Regulatory frameworks assuming model behavior can be assessed through static benchmarking need updating. Stress tests varying wording styles, linguistic patterns, and creative reformulations should be mandatory. Current approval procedures provide false confidence by testing only straightforward adversarial prompts.
The uncomfortable truth is that language models optimized for helpfulness struggle with consistent safety enforcement. They're trained to understand and respond to requests phrased in diverse ways—that's the core capability. Distinguishing between legitimate diverse phrasings and malicious diverse phrasings remains an open problem. When safety filters key on surface patterns rather than deep intent understanding, adversaries will find gaps.
Model providers will likely update safety filters to catch poetic reformulations now that the technique is public. This won't solve the underlying problem—it will just trigger the next iteration of bypass techniques. The researchers identifying this vulnerability doesn't mean it's the last such vulnerability or even the most effective one currently known to adversaries with resources and motivation.
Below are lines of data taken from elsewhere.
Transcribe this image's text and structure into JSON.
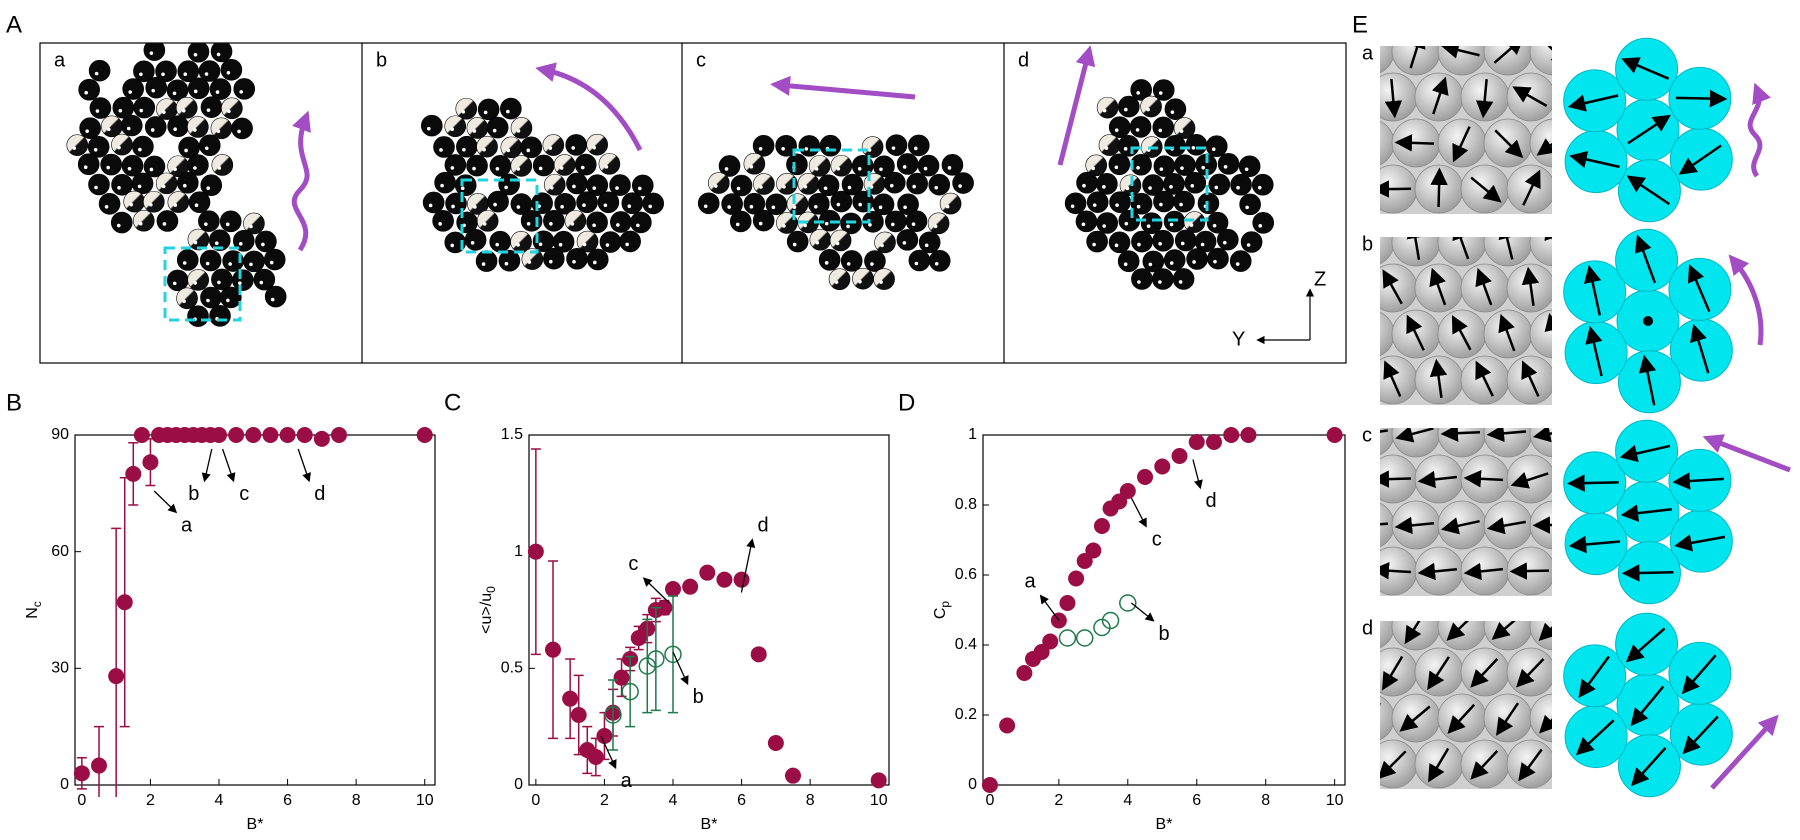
{
  "panel_labels": [
    "A",
    "B",
    "C",
    "D",
    "E"
  ],
  "panel_a": {
    "subpanels": [
      "a",
      "b",
      "c",
      "d"
    ],
    "axis_labels": [
      "Z",
      "Y"
    ]
  },
  "panel_e": {
    "rows": [
      "a",
      "b",
      "c",
      "d"
    ]
  },
  "chart_data": [
    {
      "type": "scatter",
      "xlabel": "B*",
      "ylabel": {
        "main": "N",
        "sub": "c"
      },
      "xlim": [
        -0.2,
        10.3
      ],
      "ylim": [
        0,
        90
      ],
      "xticks": [
        0,
        2,
        4,
        6,
        8,
        10
      ],
      "yticks": [
        0,
        30,
        60,
        90
      ],
      "annotations": [
        "a",
        "b",
        "c",
        "d"
      ],
      "series": [
        {
          "color": "#9b0d45",
          "filled": true,
          "x": [
            0,
            0.5,
            1,
            1.25,
            1.5,
            1.75,
            2,
            2.25,
            2.5,
            2.75,
            3,
            3.25,
            3.5,
            3.75,
            4,
            4.5,
            5,
            5.5,
            6,
            6.5,
            7,
            7.5,
            10
          ],
          "values": [
            3,
            5,
            28,
            47,
            80,
            90,
            83,
            90,
            90,
            90,
            90,
            90,
            90,
            90,
            90,
            90,
            90,
            90,
            90,
            90,
            89,
            90,
            90
          ],
          "errors": [
            4,
            10,
            38,
            32,
            8,
            1,
            6,
            1,
            1,
            1,
            0,
            0,
            0,
            0,
            0,
            0,
            0,
            0,
            0,
            0,
            0,
            0,
            0
          ]
        }
      ]
    },
    {
      "type": "scatter",
      "xlabel": "B*",
      "ylabel": {
        "main": "<u>/u",
        "sub": "0"
      },
      "xlim": [
        -0.2,
        10.3
      ],
      "ylim": [
        0,
        1.5
      ],
      "xticks": [
        0,
        2,
        4,
        6,
        8,
        10
      ],
      "yticks": [
        0,
        0.5,
        1,
        1.5
      ],
      "annotations": [
        "a",
        "b",
        "c",
        "d"
      ],
      "series": [
        {
          "color": "#9b0d45",
          "filled": true,
          "x": [
            0,
            0.5,
            1,
            1.25,
            1.5,
            1.75,
            2,
            2.25,
            2.5,
            2.75,
            3,
            3.25,
            3.5,
            3.75,
            4,
            4.5,
            5,
            5.5,
            6,
            6.5,
            7,
            7.5,
            10
          ],
          "values": [
            1.0,
            0.58,
            0.37,
            0.3,
            0.15,
            0.12,
            0.21,
            0.31,
            0.46,
            0.54,
            0.63,
            0.67,
            0.75,
            0.76,
            0.84,
            0.85,
            0.91,
            0.88,
            0.88,
            0.56,
            0.18,
            0.04,
            0.02
          ],
          "errors": [
            0.44,
            0.38,
            0.17,
            0.17,
            0.1,
            0.08,
            0.1,
            0.1,
            0.08,
            0.05,
            0.05,
            0.06,
            0.05,
            0.03,
            0.01,
            0,
            0,
            0,
            0,
            0,
            0,
            0,
            0
          ]
        },
        {
          "color": "#1e7a4a",
          "filled": false,
          "x": [
            2.25,
            2.75,
            3.25,
            3.5,
            4
          ],
          "values": [
            0.3,
            0.4,
            0.51,
            0.54,
            0.56
          ],
          "errors": [
            0.15,
            0.15,
            0.2,
            0.22,
            0.25
          ]
        }
      ]
    },
    {
      "type": "scatter",
      "xlabel": "B*",
      "ylabel": {
        "main": "C",
        "sub": "p"
      },
      "xlim": [
        -0.2,
        10.3
      ],
      "ylim": [
        0,
        1
      ],
      "xticks": [
        0,
        2,
        4,
        6,
        8,
        10
      ],
      "yticks": [
        0,
        0.2,
        0.4,
        0.6,
        0.8,
        1
      ],
      "annotations": [
        "a",
        "b",
        "c",
        "d"
      ],
      "series": [
        {
          "color": "#9b0d45",
          "filled": true,
          "x": [
            0,
            0.5,
            1,
            1.25,
            1.5,
            1.75,
            2,
            2.25,
            2.5,
            2.75,
            3,
            3.25,
            3.5,
            3.75,
            4,
            4.5,
            5,
            5.5,
            6,
            6.5,
            7,
            7.5,
            10
          ],
          "values": [
            0,
            0.17,
            0.32,
            0.36,
            0.38,
            0.41,
            0.47,
            0.52,
            0.59,
            0.64,
            0.67,
            0.74,
            0.79,
            0.81,
            0.84,
            0.88,
            0.91,
            0.94,
            0.98,
            0.98,
            1.0,
            1.0,
            1.0
          ]
        },
        {
          "color": "#1e7a4a",
          "filled": false,
          "x": [
            2.25,
            2.75,
            3.25,
            3.5,
            4
          ],
          "values": [
            0.42,
            0.42,
            0.45,
            0.47,
            0.52
          ]
        }
      ]
    }
  ]
}
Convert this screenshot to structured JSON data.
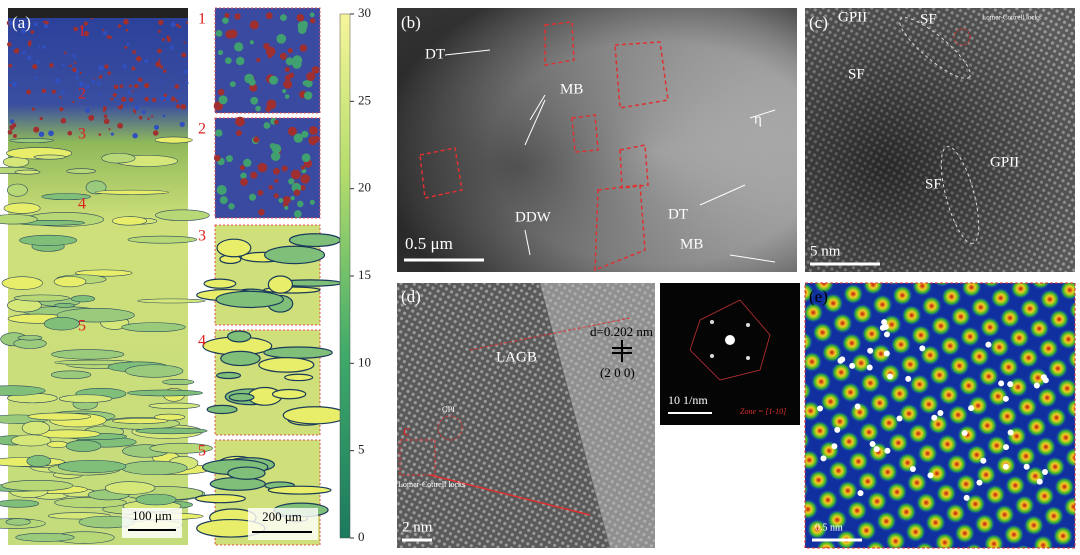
{
  "panel_a": {
    "label": "(a)",
    "regions": [
      "1",
      "2",
      "3",
      "4",
      "5"
    ],
    "scale_bar": "100 μm"
  },
  "insets": {
    "labels": [
      "1",
      "2",
      "3",
      "4",
      "5"
    ],
    "scale_bar": "200 μm"
  },
  "colorbar": {
    "ylim": [
      0,
      30
    ],
    "yticks": [
      0,
      5,
      10,
      15,
      20,
      25,
      30
    ]
  },
  "panel_b": {
    "label": "(b)",
    "annotations": [
      "DT",
      "MB",
      "η",
      "DDW",
      "DT",
      "MB"
    ],
    "scale_bar": "0.5 μm"
  },
  "panel_c": {
    "label": "(c)",
    "annotations": [
      "GPII",
      "SF",
      "Lomer-Cottrell locks",
      "SF",
      "SF",
      "GPII"
    ],
    "scale_bar": "5 nm"
  },
  "panel_d": {
    "label": "(d)",
    "annotations": [
      "LAGB",
      "d=0.202 nm",
      "(2 0 0)",
      "GPI",
      "Lomer-Cottrell locks",
      "c"
    ],
    "scale_bar": "2 nm"
  },
  "fft": {
    "scale_bar": "10 1/nm",
    "zone": "Zone = [1-10]"
  },
  "panel_e": {
    "label": "(e)",
    "scale_bar": "0.5 nm"
  }
}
For the AI safety community, this research underscores that robustness testing needs dramatic expansion beyond current benchmarks. For organizations deploying AI systems, it highlights that safety guarantees from vendors should be viewed with appropriate skepticism. For regulators, it demonstrates that static evaluation frameworks systematically miss real-world vulnerabilities.
When poems can jailbreak frontier models from leading providers, we're not dealing with edge cases or theoretical attacks. We're dealing with fundamental limitations in current safety approaches that creative adversaries will continue exploiting until we develop better solutions.
Roses are red, violets are blue, if safety depends on surface patterns, attackers will always get through.